Il est tout à fait normal que le communiqué du Cabinet royal relatif à une déclaration antérieure du PJD (4 mars) se prête à des lectures différentes, toute interprétation étant éminemment encadrée par des prérequis idéologiques. 

Mais les termes de ce communiqué sont si concis et précis qu’ils ne laissent aucune marge d’interprétation du genre qu’affectionnent certaines parties étrangères souvent promptes à vouloir imposer leurs thèses en instrumentalisant les contextes internes pour les soumettre à leurs desseins.
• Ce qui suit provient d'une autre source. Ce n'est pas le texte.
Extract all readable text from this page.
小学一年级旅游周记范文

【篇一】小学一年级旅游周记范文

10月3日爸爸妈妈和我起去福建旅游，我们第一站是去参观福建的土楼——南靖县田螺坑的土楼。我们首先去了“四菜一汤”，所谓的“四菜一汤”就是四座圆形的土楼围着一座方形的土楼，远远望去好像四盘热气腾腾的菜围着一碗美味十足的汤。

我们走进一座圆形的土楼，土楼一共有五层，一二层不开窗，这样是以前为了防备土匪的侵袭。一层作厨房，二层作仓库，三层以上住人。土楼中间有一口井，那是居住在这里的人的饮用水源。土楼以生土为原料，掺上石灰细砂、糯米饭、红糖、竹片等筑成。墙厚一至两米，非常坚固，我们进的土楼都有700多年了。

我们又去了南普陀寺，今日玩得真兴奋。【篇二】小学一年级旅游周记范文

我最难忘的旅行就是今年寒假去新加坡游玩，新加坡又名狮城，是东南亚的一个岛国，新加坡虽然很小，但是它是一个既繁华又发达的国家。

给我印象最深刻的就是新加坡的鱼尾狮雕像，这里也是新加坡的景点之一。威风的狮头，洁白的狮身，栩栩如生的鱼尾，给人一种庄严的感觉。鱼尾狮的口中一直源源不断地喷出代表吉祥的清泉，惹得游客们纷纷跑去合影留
Peu importent les visées de certaines parties obsédées par le modèle égyptien (l’éradication des islamistes) et, à l’opposé, celles d’autres sphères étrangères qui alertent contre le risque de sacralisation de personnes au sein de l’appareil exécutif les protégeant de toute critique.

Ce que cible le communiqué

Formellement, il convient de constater que le communiqué du Cabinet royal a ciblé un paragraphe particulier de la déclaration du Secrétariat général du PJD et ses arrière-pensées qu’il a sévèrement recadrés. Mais dans aucun passage n’a visé la direction du parti. Ce constat consacre l’idée largement partagée selon laquelle le Roi n’a pas d’«intentions supposées» à l’égard du PJD et que la monarchie se tient au-dessus des partis qui jouissent d’un traitement égal conformément aux dispositions de la Constitution.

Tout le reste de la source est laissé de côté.